Selon ce document, touffu, les organisations de sauvetage auraient développé des relations de proximité avec les trafiquants afin d’être avertis à l’avance des départs de bateaux transportant des migrants et d’être ainsi les premiers sur place. Les trois ONG auraient agi de concert et « contourné le système de secours mis en place par les autorités italiennes ».
Le droit maritime veut en effet qu’un navire qui croise ou aperçoit une embarcation en détresse avertisse le centre de coordination des opérations de sauvetage (MRCC) à Rome, lequel lui donne alors mission de porter secours. Or selon l’enquête, les bateaux des ONG auraient été en possession de la localisation des embarcations de migrants, grâce aux passeurs. Ils pouvaient ainsi se placer au bon endroit, à proximité des eaux territoriales libyennes, et se voir systématiquement confier les opérations de sauvetage.

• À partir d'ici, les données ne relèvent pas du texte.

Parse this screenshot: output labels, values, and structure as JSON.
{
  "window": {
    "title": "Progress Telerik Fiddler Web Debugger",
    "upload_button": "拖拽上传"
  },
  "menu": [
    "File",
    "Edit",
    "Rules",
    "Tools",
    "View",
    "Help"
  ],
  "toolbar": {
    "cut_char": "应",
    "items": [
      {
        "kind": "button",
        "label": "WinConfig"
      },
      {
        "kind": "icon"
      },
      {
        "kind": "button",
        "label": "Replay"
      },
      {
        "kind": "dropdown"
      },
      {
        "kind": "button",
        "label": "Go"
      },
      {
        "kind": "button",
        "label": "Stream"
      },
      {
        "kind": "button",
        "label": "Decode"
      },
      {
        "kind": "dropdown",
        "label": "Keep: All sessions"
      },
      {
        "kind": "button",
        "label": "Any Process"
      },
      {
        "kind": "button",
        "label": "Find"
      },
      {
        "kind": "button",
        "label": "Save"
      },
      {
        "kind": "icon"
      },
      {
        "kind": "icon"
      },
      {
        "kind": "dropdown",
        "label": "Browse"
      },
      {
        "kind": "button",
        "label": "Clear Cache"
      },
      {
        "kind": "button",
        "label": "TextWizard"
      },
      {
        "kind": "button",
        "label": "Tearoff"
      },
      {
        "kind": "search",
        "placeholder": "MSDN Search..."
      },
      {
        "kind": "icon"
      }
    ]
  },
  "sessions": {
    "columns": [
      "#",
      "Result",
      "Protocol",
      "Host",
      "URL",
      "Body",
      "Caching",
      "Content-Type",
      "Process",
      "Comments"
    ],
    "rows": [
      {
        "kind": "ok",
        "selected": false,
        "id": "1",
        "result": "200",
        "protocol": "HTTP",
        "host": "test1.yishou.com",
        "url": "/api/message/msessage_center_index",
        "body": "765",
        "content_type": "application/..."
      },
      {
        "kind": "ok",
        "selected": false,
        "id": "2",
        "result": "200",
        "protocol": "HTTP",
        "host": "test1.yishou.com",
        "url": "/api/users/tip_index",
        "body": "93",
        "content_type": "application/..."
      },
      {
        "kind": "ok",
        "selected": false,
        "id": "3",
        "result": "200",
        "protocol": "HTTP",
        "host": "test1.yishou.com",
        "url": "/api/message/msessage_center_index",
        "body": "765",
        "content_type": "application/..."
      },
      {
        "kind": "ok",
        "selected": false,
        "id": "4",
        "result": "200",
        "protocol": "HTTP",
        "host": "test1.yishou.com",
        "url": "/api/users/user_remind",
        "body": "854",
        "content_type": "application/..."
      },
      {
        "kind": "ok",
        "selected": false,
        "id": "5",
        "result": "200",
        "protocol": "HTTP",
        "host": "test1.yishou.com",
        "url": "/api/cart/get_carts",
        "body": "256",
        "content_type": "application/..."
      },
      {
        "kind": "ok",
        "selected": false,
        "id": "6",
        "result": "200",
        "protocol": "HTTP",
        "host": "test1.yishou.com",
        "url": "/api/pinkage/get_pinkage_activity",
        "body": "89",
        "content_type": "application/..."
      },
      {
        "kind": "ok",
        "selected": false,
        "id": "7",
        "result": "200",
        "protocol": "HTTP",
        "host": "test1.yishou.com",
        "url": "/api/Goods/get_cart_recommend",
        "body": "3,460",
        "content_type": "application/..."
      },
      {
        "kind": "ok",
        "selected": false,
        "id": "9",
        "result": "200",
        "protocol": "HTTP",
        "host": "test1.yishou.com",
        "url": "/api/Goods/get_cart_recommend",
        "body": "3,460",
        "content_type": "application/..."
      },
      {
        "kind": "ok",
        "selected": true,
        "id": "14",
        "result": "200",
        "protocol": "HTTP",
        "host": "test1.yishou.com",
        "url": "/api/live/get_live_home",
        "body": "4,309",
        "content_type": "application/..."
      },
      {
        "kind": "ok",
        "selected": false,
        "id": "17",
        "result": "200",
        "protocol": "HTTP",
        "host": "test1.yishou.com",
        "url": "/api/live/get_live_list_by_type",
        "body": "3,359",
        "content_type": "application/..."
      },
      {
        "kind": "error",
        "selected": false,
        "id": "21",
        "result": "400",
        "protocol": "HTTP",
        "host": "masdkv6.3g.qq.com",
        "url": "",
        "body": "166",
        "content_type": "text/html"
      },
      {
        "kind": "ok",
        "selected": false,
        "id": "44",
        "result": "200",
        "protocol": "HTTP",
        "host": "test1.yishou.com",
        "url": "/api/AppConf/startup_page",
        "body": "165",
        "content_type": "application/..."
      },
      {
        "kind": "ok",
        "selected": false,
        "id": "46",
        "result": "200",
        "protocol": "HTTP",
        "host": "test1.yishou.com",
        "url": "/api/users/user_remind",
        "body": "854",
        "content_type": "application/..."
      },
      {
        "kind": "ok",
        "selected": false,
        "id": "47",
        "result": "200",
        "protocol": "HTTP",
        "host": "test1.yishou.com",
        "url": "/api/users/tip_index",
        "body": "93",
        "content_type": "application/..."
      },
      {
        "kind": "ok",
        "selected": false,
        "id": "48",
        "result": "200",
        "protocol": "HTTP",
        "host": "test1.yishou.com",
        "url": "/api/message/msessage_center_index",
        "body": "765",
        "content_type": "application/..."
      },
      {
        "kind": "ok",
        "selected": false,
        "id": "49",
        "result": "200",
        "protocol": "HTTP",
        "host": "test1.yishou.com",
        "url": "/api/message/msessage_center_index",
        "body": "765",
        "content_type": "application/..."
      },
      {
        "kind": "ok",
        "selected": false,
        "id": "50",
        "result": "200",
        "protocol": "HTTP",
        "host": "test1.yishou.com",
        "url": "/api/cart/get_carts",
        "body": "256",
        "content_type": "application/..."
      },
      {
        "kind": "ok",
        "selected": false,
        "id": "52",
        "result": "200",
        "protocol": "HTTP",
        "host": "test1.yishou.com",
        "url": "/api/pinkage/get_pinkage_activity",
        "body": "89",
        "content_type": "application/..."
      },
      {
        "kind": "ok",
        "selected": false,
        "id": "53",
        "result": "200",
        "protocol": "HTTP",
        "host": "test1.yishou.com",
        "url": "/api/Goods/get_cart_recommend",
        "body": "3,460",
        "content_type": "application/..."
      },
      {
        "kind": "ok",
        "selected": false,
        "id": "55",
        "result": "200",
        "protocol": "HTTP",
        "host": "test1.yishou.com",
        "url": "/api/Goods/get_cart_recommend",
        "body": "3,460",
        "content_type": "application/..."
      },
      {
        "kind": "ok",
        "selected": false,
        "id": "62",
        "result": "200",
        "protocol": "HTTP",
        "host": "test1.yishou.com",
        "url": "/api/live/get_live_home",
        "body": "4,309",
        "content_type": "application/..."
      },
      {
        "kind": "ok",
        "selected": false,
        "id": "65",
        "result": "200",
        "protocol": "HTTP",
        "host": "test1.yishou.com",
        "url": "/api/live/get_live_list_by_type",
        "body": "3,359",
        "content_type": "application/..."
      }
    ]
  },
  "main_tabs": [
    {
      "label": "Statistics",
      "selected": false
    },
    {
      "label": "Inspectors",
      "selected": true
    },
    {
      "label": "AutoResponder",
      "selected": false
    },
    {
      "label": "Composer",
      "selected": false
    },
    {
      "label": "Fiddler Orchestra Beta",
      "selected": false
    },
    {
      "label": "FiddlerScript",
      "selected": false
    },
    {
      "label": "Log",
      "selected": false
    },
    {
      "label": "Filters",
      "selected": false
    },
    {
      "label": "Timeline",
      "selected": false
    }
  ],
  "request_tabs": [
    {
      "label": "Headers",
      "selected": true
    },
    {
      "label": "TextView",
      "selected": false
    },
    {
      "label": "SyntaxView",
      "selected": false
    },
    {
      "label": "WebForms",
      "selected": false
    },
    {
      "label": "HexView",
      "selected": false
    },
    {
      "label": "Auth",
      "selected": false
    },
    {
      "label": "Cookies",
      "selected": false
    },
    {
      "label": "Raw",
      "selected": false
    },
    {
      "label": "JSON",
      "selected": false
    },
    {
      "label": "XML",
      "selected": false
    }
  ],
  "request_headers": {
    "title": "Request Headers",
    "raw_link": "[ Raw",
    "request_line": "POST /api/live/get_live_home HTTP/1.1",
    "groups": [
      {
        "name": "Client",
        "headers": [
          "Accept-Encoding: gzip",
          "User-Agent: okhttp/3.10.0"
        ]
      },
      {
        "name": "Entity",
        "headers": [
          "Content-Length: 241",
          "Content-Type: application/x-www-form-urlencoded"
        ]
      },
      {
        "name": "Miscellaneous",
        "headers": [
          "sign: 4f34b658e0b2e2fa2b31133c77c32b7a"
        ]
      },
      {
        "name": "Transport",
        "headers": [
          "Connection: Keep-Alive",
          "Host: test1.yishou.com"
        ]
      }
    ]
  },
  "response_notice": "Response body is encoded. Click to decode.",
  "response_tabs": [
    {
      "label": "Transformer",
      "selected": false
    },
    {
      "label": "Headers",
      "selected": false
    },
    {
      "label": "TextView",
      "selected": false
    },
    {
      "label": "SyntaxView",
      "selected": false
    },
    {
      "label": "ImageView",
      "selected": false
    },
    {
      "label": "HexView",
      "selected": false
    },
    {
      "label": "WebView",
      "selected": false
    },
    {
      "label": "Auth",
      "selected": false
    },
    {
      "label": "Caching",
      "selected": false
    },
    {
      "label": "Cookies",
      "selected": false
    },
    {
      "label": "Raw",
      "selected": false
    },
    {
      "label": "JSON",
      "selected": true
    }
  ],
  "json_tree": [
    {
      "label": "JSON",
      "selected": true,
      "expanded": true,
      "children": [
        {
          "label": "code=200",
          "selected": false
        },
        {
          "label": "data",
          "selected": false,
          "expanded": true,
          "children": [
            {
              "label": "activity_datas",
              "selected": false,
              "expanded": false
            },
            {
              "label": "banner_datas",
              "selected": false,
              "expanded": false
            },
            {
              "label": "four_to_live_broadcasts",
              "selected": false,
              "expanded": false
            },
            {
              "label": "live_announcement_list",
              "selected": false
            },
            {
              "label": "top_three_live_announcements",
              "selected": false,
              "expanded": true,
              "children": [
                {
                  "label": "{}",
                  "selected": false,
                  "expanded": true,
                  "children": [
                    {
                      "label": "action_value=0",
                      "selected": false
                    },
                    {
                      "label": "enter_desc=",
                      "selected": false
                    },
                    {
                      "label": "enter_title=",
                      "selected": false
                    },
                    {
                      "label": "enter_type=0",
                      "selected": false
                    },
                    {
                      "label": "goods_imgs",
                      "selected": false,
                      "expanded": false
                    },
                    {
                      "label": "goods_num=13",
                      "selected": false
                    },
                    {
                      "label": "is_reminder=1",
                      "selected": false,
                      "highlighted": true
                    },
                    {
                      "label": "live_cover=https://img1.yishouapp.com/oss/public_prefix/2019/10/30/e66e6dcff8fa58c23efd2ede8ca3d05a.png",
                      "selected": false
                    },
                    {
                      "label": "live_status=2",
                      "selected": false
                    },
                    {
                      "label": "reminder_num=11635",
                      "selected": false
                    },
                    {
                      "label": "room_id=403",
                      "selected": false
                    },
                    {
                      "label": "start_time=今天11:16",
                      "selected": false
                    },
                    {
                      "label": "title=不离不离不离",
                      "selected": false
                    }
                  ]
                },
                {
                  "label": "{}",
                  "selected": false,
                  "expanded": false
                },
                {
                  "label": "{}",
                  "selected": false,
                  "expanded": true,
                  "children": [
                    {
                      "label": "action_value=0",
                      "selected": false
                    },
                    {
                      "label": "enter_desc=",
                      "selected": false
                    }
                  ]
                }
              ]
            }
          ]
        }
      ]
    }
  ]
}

Récupérer les embarcations
Afin de maintenir de bons rapports avec les trafiquants, les ONG les auraient souvent laissé récupérer les embarcations utilisées pour transporter les migrants, afin de les réutiliser. Pour la police italienne, la volonté des ONG de ne pas aider les forces de l’ordre dans leur travail de traque des passeurs s’apparente à une conduite criminelle.
L’enquête analyse 12 opérations de sauvetage, toutes entre mars et octobre 2017. On lit ainsi que le 23 mai 2017, Save the Children aurait omis de mentionner dans son rapport que son navire était entré dans les eaux territoriales libyennes pour remorquer une embarcation de migrants jusqu’aux eaux internationales. Ou que le 18 juin 2017, les trafiquants étaient présents lors des opérations de sauvetage conduites par le Iuventa de l’ONG allemande Jugend Rettet et sont repartis avec les barques et les moteurs utilisés pour transporter les migrants, sans réaction de la part des membres d’équipage et du personnel de l’ONG.
Un groupe Whatsapp
Une source importante de la police italienne est un groupe WhatsApp intitulé Humanitarian SAR (pour « search and rescue ») auquel participaient 69 personnes. Certains messages auraient contenu les coordonnées GPS pour des rendez-vous avec les embarcations des trafiquants. Les enquêteurs citent également une conversation entre deux employés de Save the Children : l’un d’entre eux indique avoir vu passer « des informations sur des trafiquants » et recommande de les effacer.
La police italienne s’appuie également sur des dizaines d’écoutes téléphoniques. Le 23 mars 2017, un responsable de mission de MSF aurait sciemment refusé de communiquer au centre de coordination de Rome une information concernant la présence d’une embarcation de près de 500 migrants à une vingtaine de milles nautiques de la côte libyenne. On l’entend expliquer à l’un des marins avoir « rendez-vous à une vingtaine de milles nautiques », puis lui demander d’arriver dans les parages pour 5 heures du matin, pas avant. L’opération de sauvetage prévue aura finalement lieu trois jours plus tard.